Marc Madiot Fils d’agriculteur et râleur de bon cœur, le manageur de la FDJ et de Pinot croit en la grandeur de la France dont il fait le Tour chaque été.
Portrait de Marc Madiot, manageur de l'équipe cycliste "FDJ", réalisé à Lescar le 15 juillet 2015.
publié le 20 juillet 2015 à 19h26

Un homme promène son spleen sur les routes du Tour de France. Son meilleur élément, le grimpeur Thibaut Pinot, est passé au travers des deux premières semaines de course, mais ce n'est pas ce qui le tracasse le plus.
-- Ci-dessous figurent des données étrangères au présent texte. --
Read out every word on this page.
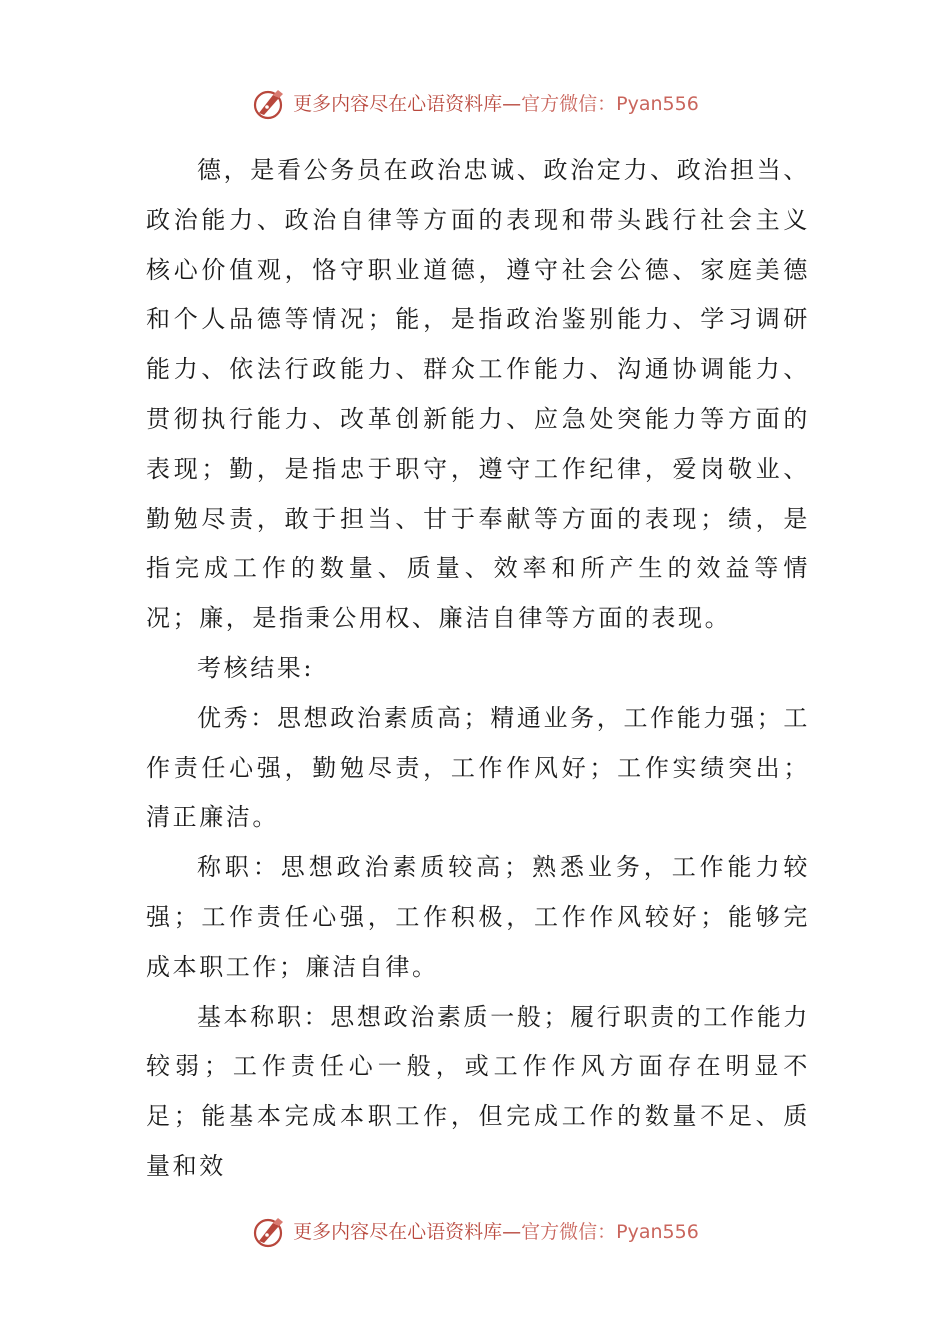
更多内容尽在心语资料库— 官方微信：Pyan556

德，是看公务员在政治忠诚、政治定力、政治担当、政治能力、政治自律等方面的表现和带头践行社会主义核心价值观，恪守职业道德，遵守社会公德、家庭美德和个人品德等情况；能，是指政治鉴别能力、学习调研能力、依法行政能力、群众工作能力、沟通协调能力、贯彻执行能力、改革创新能力、应急处突能力等方面的表现；勤，是指忠于职守，遵守工作纪律，爱岗敬业、勤勉尽责，敢于担当、甘于奉献等方面的表现；绩，是指完成工作的数量、质量、效率和所产生的效益等情况；廉，是指秉公用权、廉洁自律等方面的表现。

考核结果:

优秀：思想政治素质高；精通业务，工作能力强；工作责任心强，勤勉尽责，工作作风好；工作实绩突出；清正廉洁。

称职：思想政治素质较高；熟悉业务，工作能力较强；工作责任心强，工作积极，工作作风较好；能够完成本职工作；廉洁自律。

基本称职：思想政治素质一般；履行职责的工作能力较弱；工作责任心一般，或工作作风方面存在明显不足；能基本完成本职工作，但完成工作的数量不足、质量和效

更多内容尽在心语资料库— 官方微信：Pyan556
Marc Madiot, manager de l'équipe de la Française des jeux (FDJ), est en colère. Contre le monde anglo-saxon, Bruxelles, les écolos, Christiane Taubira cette «purge», «l'assistanat». Marc, 56 ans, est un râleur, tendance gaulois ronchon plus que vieux con. Il pousse ses coups de gueule depuis le pied du bus de son équipe jusqu'aux studios radios et plateaux télé.

Les plus âgés se souviennent du Madiot coureur : un vrai bon, double vainqueur de Paris-Roubaix, 8e du Tour 1983. Les jeunes adultes ont grandi avec ses équipes de losers à la française, martyrisés lors du règne de Lance Armstrong (RIP Sandy Casar). Les ados se souviennent peut-être de l'hurluberlu fracassant la portière de sa bagnole lors de la victoire de Pinot à Porrentruy en 2012. Comme coureur ou manager, Madiot est un condensé du vélo bleu-blanc-rouge des trois dernières décennies : insouciance sous amphés des années 80, dérive sous EPO des années 90, déprime impuissante du début du siècle. La décennie en cours pourrait être plus joyeuse : il a récupéré sous son aile une partie des Français les plus prometteurs du peloton (Pinot, Démare, Vichot). Reste à les faire gagner, alors que les mauvais génies planent toujours autour du vélo.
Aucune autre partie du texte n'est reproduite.